Remix.run Logo
sieve 3 hours ago

Anyone trying to do this... the first thing you do is avoid lex/yacc/bison/antlr. You do not need all this ceremony. A recursive descent parser that uses Pratt parsing will work for a vast majority of cases.

The lexer/parser is never the bottleneck. In fact, you can write those two by hand over a single weekend for a largish language. With LLMs, it takes 15 minutes if you have an unambiguous spec.

The biggest time sink, and the reason you will fail for sure, is the inability to restrict the scope of the project. You start with a limited feature set and produce the entire compiler/vm toolchain. Then you get greedy and fiddle with the type system, adding features that you have never used and probably never will. And now you have to change every single phase from start to end.

I mostly give up at this stage.

wg0 2 hours ago | parent | next [-]

Jonathan Blow wrote his own game enginee and for that he wrote his own programming language.

He went through straight recursive descendant parser and said same thing.

I think compiler courses teach from yacc, bison etc that's where this whole thing came from but in practice people discovered that hand written recursive descendant parsers are all you need.

sieve 2 hours ago | parent [-]

> I think compiler courses teach from yacc, bison etc that's where this whole thing came from

Very true. I have a shelf full of books on compiler development and optimization. I have read them selectively, a chapter here, a chapter there. But that shelf is useless for a vast majority of people.

You might find it useful if you are developing a production-level compiler/vm (I cannot make this statement with a straight face while Python rules the world). But a simple and sensible architecture that uses recursive-descent parsing takes you a long way.

Most hobbyist compilers (and even some production ones) are written as a heavy front-end compiling down to C or LLVM. Very few people actually write their own backend.

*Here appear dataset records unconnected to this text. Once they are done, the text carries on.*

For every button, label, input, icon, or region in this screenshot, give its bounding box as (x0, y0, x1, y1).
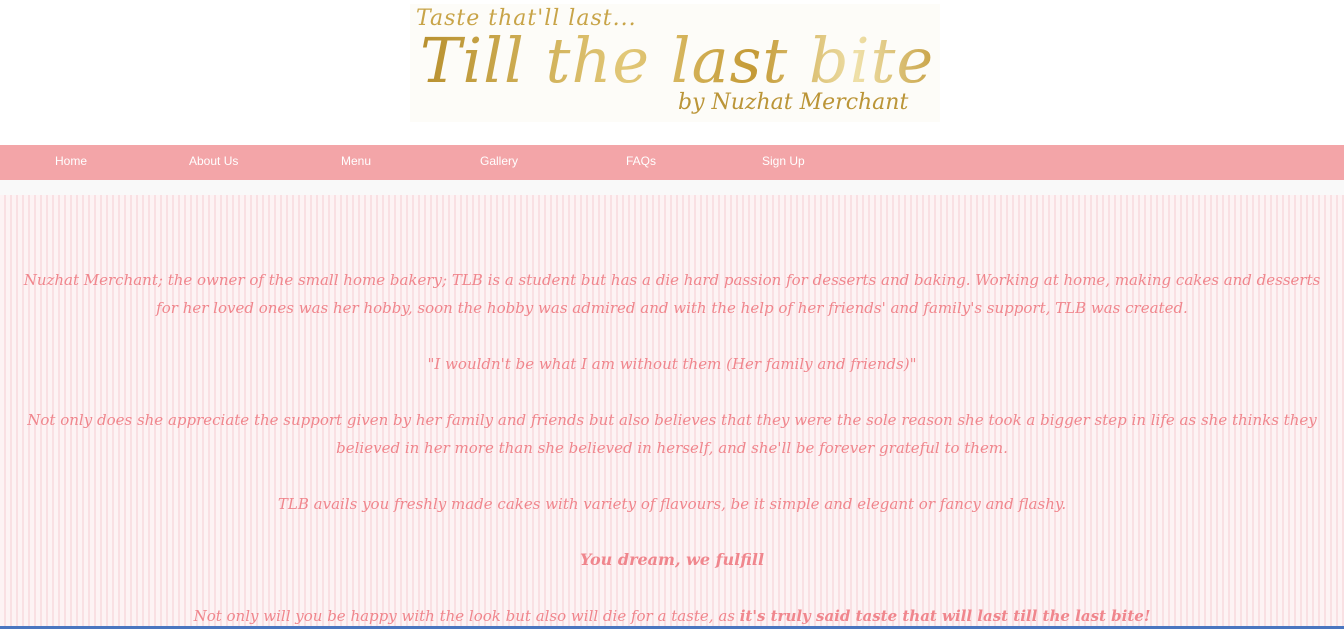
logo-title: Till the last bite (420, 24, 935, 97)
nav-item-home[interactable]: Home (55, 145, 87, 180)
nav-divider-strip (0, 180, 1344, 195)
about-quote: "I wouldn't be what I am without them (H… (427, 355, 917, 373)
logo[interactable]: Taste that'll last... Till the last bite… (410, 4, 940, 122)
closing-text: Not only will you be happy with the look… (193, 607, 740, 625)
nav-item-menu[interactable]: Menu (341, 145, 371, 180)
about-paragraph-support: Not only does she appreciate the support… (27, 411, 1317, 457)
nav-item-gallery[interactable]: Gallery (480, 145, 518, 180)
page-header: Taste that'll last... Till the last bite… (0, 0, 1344, 145)
nav-item-faqs[interactable]: FAQs (626, 145, 656, 180)
about-slogan: You dream, we fulfill (579, 550, 765, 569)
nav-item-sign-up[interactable]: Sign Up (762, 145, 805, 180)
about-paragraph-offer: TLB avails you freshly made cakes with v… (277, 495, 1067, 513)
about-paragraph-closing: Not only will you be happy with the look… (0, 602, 1344, 629)
logo-byline: by Nuzhat Merchant (678, 90, 909, 115)
about-content: Nuzhat Merchant; the owner of the small … (0, 195, 1344, 629)
main-navigation: Home About Us Menu Gallery FAQs Sign Up (0, 145, 1344, 180)
nav-item-about-us[interactable]: About Us (189, 145, 238, 180)
about-paragraph-intro: Nuzhat Merchant; the owner of the small … (23, 271, 1321, 317)
closing-emphasis: it's truly said taste that will last til… (739, 607, 1151, 625)
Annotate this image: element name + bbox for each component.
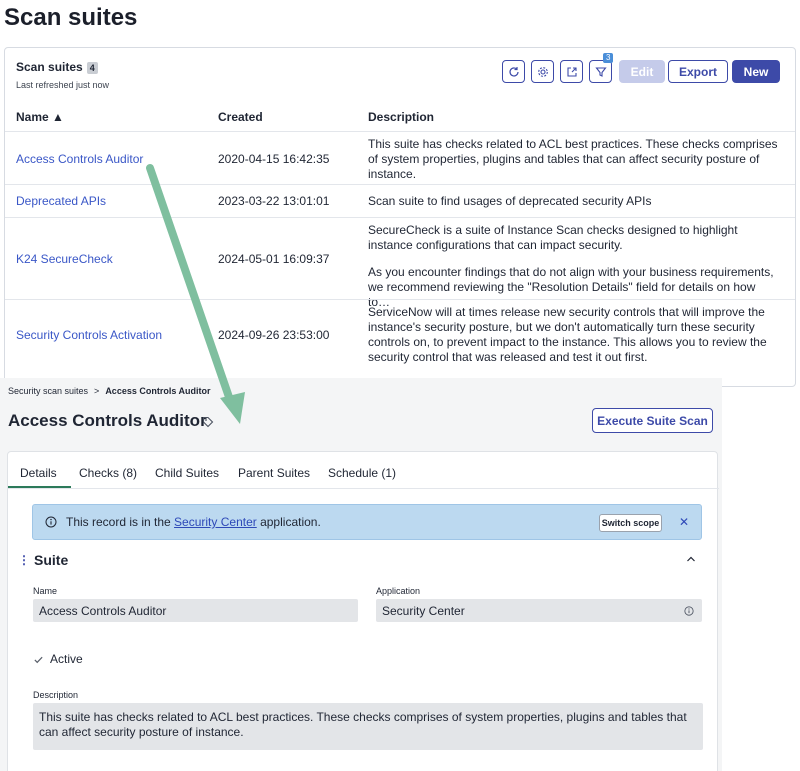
banner-prefix: This record is in the [66,515,175,529]
application-field[interactable]: Security Center [376,599,702,622]
tabs-divider [8,488,719,489]
info-icon[interactable] [684,605,694,619]
breadcrumb: Security scan suites > Access Controls Aud… [8,386,211,396]
created-cell: 2024-09-26 23:53:00 [218,328,330,342]
application-field-value: Security Center [382,604,465,618]
drag-handle-icon[interactable]: ⋮ [18,553,30,567]
record-panel: Security scan suites > Access Controls Aud… [0,378,722,771]
export-list-button[interactable] [560,60,583,83]
description-field-label: Description [33,690,79,700]
table-row: K24 SecureCheck 2024-05-01 16:09:37 Secu… [5,217,795,309]
filter-button[interactable] [589,60,612,83]
export-button[interactable]: Export [668,60,728,83]
table-row: Security Controls Activation 2024-09-26 … [5,299,795,386]
scope-banner: This record is in the Security Center ap… [32,504,702,540]
new-button[interactable]: New [732,60,780,83]
edit-button[interactable]: Edit [619,60,665,83]
suite-name-link[interactable]: Security Controls Activation [16,328,162,342]
security-center-link[interactable]: Security Center [174,515,257,529]
record-title: Access Controls Auditor [8,411,207,430]
created-cell: 2023-03-22 13:01:01 [218,194,330,208]
last-refreshed-text: Last refreshed just now [16,80,110,90]
description-cell: ServiceNow will at times release new sec… [368,305,767,364]
breadcrumb-current: Access Controls Auditor [105,386,211,396]
info-icon [45,515,57,533]
refresh-button[interactable] [502,60,525,83]
tag-icon[interactable] [202,415,214,433]
banner-suffix: application. [256,515,321,529]
scan-suites-list: Scan suites 4 Last refreshed just now 3 E… [4,47,796,387]
tab-details[interactable]: Details [20,466,57,480]
list-title: Scan suites 4 [16,60,98,74]
description-cell: Scan suite to find usages of deprecated … [368,194,652,208]
checkmark-icon [34,656,43,663]
tab-checks[interactable]: Checks (8) [79,466,137,480]
active-checkbox[interactable]: Active [33,652,83,666]
list-count-badge: 4 [86,61,98,74]
record-form: Details Checks (8) Child Suites Parent S… [7,451,719,771]
description-cell: This suite has checks related to ACL bes… [368,137,778,181]
active-label: Active [50,652,83,666]
description-field[interactable]: This suite has checks related to ACL bes… [33,703,703,750]
filter-icon [594,66,607,77]
active-tab-indicator [8,486,71,488]
gear-icon [537,66,548,77]
tab-parent-suites[interactable]: Parent Suites [238,466,310,480]
suite-name-link[interactable]: Access Controls Auditor [16,152,143,166]
tab-schedule[interactable]: Schedule (1) [328,466,396,480]
breadcrumb-parent-link[interactable]: Security scan suites [8,386,88,396]
filter-count-badge: 3 [603,53,614,63]
table-row: Deprecated APIs 2023-03-22 13:01:01 Scan… [5,184,795,217]
description-cell: SecureCheck is a suite of Instance Scan … [368,223,738,252]
suite-name-link[interactable]: K24 SecureCheck [16,252,113,266]
breadcrumb-separator: > [94,386,100,396]
chevron-up-icon[interactable] [685,552,697,570]
close-icon[interactable]: ✕ [679,515,689,529]
banner-message: This record is in the Security Center ap… [66,515,321,529]
refresh-icon [508,66,519,77]
list-title-text: Scan suites [16,60,83,74]
section-title: Suite [34,552,69,568]
execute-suite-scan-button[interactable]: Execute Suite Scan [592,408,713,433]
name-field-label: Name [33,586,58,596]
tab-child-suites[interactable]: Child Suites [155,466,219,480]
table-row: Access Controls Auditor 2020-04-15 16:42… [5,131,795,184]
created-cell: 2020-04-15 16:42:35 [218,152,330,166]
page-title: Scan suites [4,4,138,31]
suite-name-link[interactable]: Deprecated APIs [16,194,106,208]
switch-scope-button[interactable]: Switch scope [599,514,662,532]
settings-button[interactable] [531,60,554,83]
column-header-description[interactable]: Description [368,110,434,124]
application-field-label: Application [376,586,421,596]
export-icon [566,66,577,77]
column-header-created[interactable]: Created [218,110,263,124]
column-header-name[interactable]: Name ▲ [16,110,64,124]
name-field[interactable]: Access Controls Auditor [33,599,358,622]
created-cell: 2024-05-01 16:09:37 [218,252,330,266]
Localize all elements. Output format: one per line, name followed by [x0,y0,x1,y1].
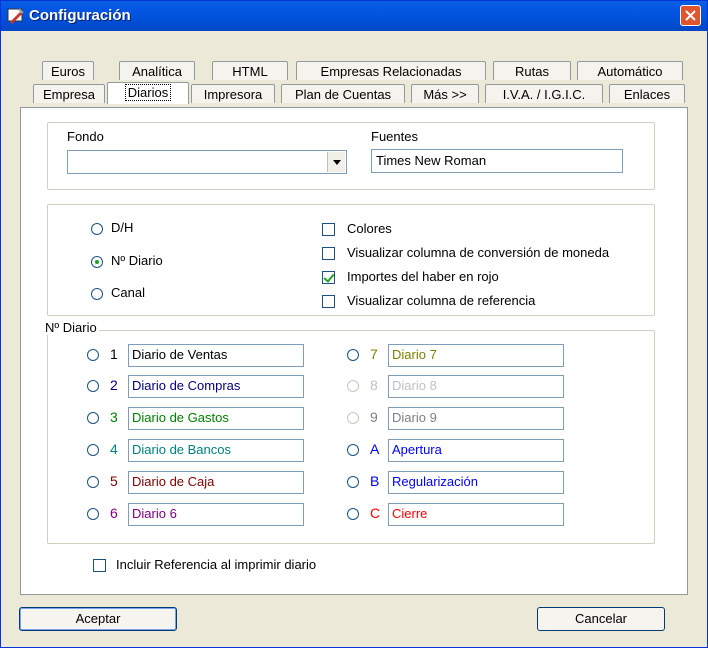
radio-canal[interactable] [91,288,103,300]
radio-n-diario-label: Nº Diario [111,253,163,268]
check-haber-rojo-label: Importes del haber en rojo [347,269,499,284]
tab-euros[interactable]: Euros [42,61,94,80]
fondo-select[interactable] [67,150,347,174]
tab-iva-igic[interactable]: I.V.A. / I.G.I.C. [485,84,603,103]
radio-dh-label: D/H [111,220,134,235]
radio-diario-7[interactable] [347,349,359,361]
diario-name-field[interactable]: Diario de Caja [128,471,304,494]
window-title: Configuración [29,7,131,24]
tab-impresora[interactable]: Impresora [191,84,275,103]
diario-name-field[interactable]: Diario 7 [388,344,564,367]
accept-button[interactable]: Aceptar [19,607,177,631]
tab-plan-de-cuentas[interactable]: Plan de Cuentas [281,84,405,103]
diario-number: B [370,473,380,489]
diario-number: 7 [370,346,378,362]
tab-empresa[interactable]: Empresa [33,84,105,103]
check-columna-referencia-label: Visualizar columna de referencia [347,293,536,308]
radio-diario-a[interactable] [347,444,359,456]
cancel-button[interactable]: Cancelar [537,607,665,631]
diario-name-field[interactable]: Diario de Gastos [128,407,304,430]
radio-canal-label: Canal [111,285,145,300]
radio-dh[interactable] [91,223,103,235]
tab-html[interactable]: HTML [212,61,288,80]
radio-diario-6[interactable] [87,508,99,520]
radio-diario-4[interactable] [87,444,99,456]
diario-number: 2 [110,377,118,393]
tab-rutas[interactable]: Rutas [493,61,571,80]
diario-number: 1 [110,346,118,362]
fuentes-field[interactable]: Times New Roman [371,149,623,173]
check-columna-referencia[interactable] [322,295,335,308]
fondo-label: Fondo [67,129,104,144]
diario-number: 9 [370,409,378,425]
diarios-legend: Nº Diario [43,320,99,335]
settings-tool-icon [7,8,24,24]
diario-name-field[interactable]: Diario de Compras [128,375,304,398]
close-icon [685,10,696,21]
diario-number: 8 [370,377,378,393]
radio-diario-8[interactable] [347,380,359,392]
tab-mas[interactable]: Más >> [411,84,479,103]
diario-name-field[interactable]: Cierre [388,503,564,526]
diario-name-field[interactable]: Regularización [388,471,564,494]
radio-diario-1[interactable] [87,349,99,361]
close-button[interactable] [680,5,701,26]
tab-empresas-relacionadas[interactable]: Empresas Relacionadas [296,61,486,80]
tab-enlaces[interactable]: Enlaces [609,84,685,103]
radio-diario-9[interactable] [347,412,359,424]
diario-number: 6 [110,505,118,521]
diario-name-field[interactable]: Diario 9 [388,407,564,430]
radio-diario-5[interactable] [87,476,99,488]
tab-analitica[interactable]: Analítica [119,61,195,80]
radio-diario-b[interactable] [347,476,359,488]
fuentes-label: Fuentes [371,129,418,144]
radio-diario-c[interactable] [347,508,359,520]
diario-number: C [370,505,381,521]
radio-n-diario[interactable] [91,256,103,268]
diario-number: A [370,441,380,457]
diario-number: 5 [110,473,118,489]
tab-automatico[interactable]: Automático [577,61,683,80]
diarios-panel: Fondo Fuentes Times New Roman D/H Nº Dia… [20,107,688,595]
check-colores-label: Colores [347,221,392,236]
chevron-down-icon[interactable] [327,152,345,172]
check-haber-rojo[interactable] [322,271,335,284]
diario-name-field[interactable]: Diario 8 [388,375,564,398]
diario-name-field[interactable]: Diario de Ventas [128,344,304,367]
tab-diarios[interactable]: Diarios [107,82,189,104]
diario-name-field[interactable]: Apertura [388,439,564,462]
diario-name-field[interactable]: Diario 6 [128,503,304,526]
check-incluir-referencia[interactable] [93,559,106,572]
diario-number: 4 [110,441,118,457]
check-conversion-moneda-label: Visualizar columna de conversión de mone… [347,245,610,260]
check-colores[interactable] [322,223,335,236]
config-window: Configuración Euros Analítica HTML Empre… [0,0,708,648]
radio-diario-2[interactable] [87,380,99,392]
check-incluir-referencia-label: Incluir Referencia al imprimir diario [116,557,317,572]
radio-diario-3[interactable] [87,412,99,424]
title-bar[interactable]: Configuración [1,1,707,31]
diario-name-field[interactable]: Diario de Bancos [128,439,304,462]
check-conversion-moneda[interactable] [322,247,335,260]
diario-number: 3 [110,409,118,425]
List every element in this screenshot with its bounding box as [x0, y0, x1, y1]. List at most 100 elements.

tehologist an hour ago | parent [-]

Re: bison and yacc. It came from the dragon book which for forever was the way to learn to write languages.

pan69 an hour ago | parent | prev | next [-]

I learned to do this about 2 years ago (pre LLM). I have been developing software for ~30 years and somehow doing something like this was a major mental obstacle, mostly created by the perception of "the dragon book", as in this topic being full of mystical unobtainable incantations, so I never even dared venture into this space. Silly, I know. However, after diving into this and learning to write a recursive descent parser for a DSL I wanted to write, it felt like I'd acquired a superpower. Totally understand that there is many more layers to all of this, layer that can get very complex, but just learning that first bit...

sieve 14 minutes ago | parent [-]

I wish people would start with Nystrom's https://www.craftinginterpreters.com/ and avoid the dragon etc unless they really, really need it. Almost everything I have learnt about compiler/vm development, I have done so by reading random blogs and articles on various aspects and small tutorials on writing parsers and vms.

Even stuff like Crenshaw's Let's Build a Compiler was more useful to me than all these books that do lexical analysis using regular expressions. I have written lexers and parsers hundreds of times for all kinds of DSLs and config languages and not once have I used regular expressions to scan the text.

true_religion 3 hours ago | parent | prev [-]

I wrote a few of these due to an interest in compilers and hardware.

The easiest syntax to copy if you’re looking for a high level language is Smalltalk.

But most of the time, I wouldn’t even use that. Simple imperative languages that look like BASIC works pretty well in most domains. If you simplify the syntax a little, it’s very easy to understand the compiler and use it for say when you want users to input code into existing systems.

sieve 2 hours ago | parent [-]

I have written compilers for two families over the years: C and ML. My current preference is Python. I am currently working on a statically typed language that is inspired by Python (minus objects and OOP) that runs on a register VM.

Syntax is a minor issue but something that people are very opinionated about. You could technically build multiple front ends that share the typechecking, CFG validation, optimization, register allocation and byte code emission phases. But it is too much work for what is presently a personal project.